Piatt, whose resignation was accepted by the School Board recently, will become the president of Milwaukee-based Messmer Catholic Schools. Womack's promotion to the high school's top spot was accepted by the School Board last week. On Monday, the board hired Charles Tollefsen, most recently a middle school associate principal at the Delavan-Darien School District, to fill the assistant principal vacancy resulting from Womack's promotion.
"(Womack) has definitely exhibited the leadership qualities we're looking for as we continue to narrow the achievement gap," Superintendent Deb Kerr said in a later interview.
Kerr pointed to Womack's involvement in creating the Brown Deer Way — a set of character-building guidelines for students — and work bringing the English curriculum in line with national guidelines as reasons for her promotion.
"She's really proven herself as an instructional leader," Kerr said.
Womack takes over Piatt's spot with a starting salary of $104,000, according to the employment contract approved by the board. Tollefsen takes over Womack's former post at a starting salary of $75,000, according to a contract approved by the board Monday.
Womack graduated from the University of Wisconsin-Whitewater in 1995 with a bachelor's degree in education and later earned a master's in educational leadership from National Louis University in 2004. She has worked as a special education teacher, assistant principal, and a school improvement facilitator in various places throughout the Milwaukee Public Schools system prior to coming to Brown Deer in 2010.

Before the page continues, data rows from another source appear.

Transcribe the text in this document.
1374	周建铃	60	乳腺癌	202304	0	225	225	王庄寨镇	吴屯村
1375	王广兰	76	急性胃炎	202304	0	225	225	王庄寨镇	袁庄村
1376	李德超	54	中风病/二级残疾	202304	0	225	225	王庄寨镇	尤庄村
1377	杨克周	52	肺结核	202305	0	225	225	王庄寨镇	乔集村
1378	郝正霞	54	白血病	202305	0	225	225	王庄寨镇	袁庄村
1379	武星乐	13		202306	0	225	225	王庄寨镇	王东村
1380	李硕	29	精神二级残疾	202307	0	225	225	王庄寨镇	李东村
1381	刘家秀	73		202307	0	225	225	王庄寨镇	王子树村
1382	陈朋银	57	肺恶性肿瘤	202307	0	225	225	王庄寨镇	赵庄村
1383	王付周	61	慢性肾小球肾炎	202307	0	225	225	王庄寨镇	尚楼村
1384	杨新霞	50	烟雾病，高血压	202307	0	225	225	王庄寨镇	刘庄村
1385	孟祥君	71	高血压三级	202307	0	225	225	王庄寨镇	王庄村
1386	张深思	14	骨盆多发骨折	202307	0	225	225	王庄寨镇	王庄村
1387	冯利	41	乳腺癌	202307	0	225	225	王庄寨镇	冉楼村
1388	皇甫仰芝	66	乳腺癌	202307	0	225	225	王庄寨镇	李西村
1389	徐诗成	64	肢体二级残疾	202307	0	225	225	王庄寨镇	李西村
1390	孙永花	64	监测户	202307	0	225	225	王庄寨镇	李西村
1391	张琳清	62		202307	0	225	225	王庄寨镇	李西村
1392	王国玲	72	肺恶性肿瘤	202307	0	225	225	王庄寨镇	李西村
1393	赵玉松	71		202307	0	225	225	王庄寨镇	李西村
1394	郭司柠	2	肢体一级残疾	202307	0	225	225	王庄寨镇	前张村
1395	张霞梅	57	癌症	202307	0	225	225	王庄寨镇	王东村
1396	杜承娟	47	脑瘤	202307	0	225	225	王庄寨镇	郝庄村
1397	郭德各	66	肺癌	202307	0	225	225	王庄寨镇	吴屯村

In an interview, Womack said her time as an improvement specialist in MPS played a big part in creating her focus on character education and eventually the Brown Deer Way.
"I'm a believer in that whole approach," Womack said.
Reins in hand, Womack said her game plan is to increase the availability of gifted and talented programming — now made easier with middle school students in the same building as more advanced high school students and classes — and to do a better job communicating with district parents and residents.
"We can take those students now and we can screen to see if they should be in advanced level classes," Womack said of the gifted and talented program, and of communicating more, "I think we've been a little low key in the past, but I think it's time we shared some of our greatness, to celebrate our accomplishments."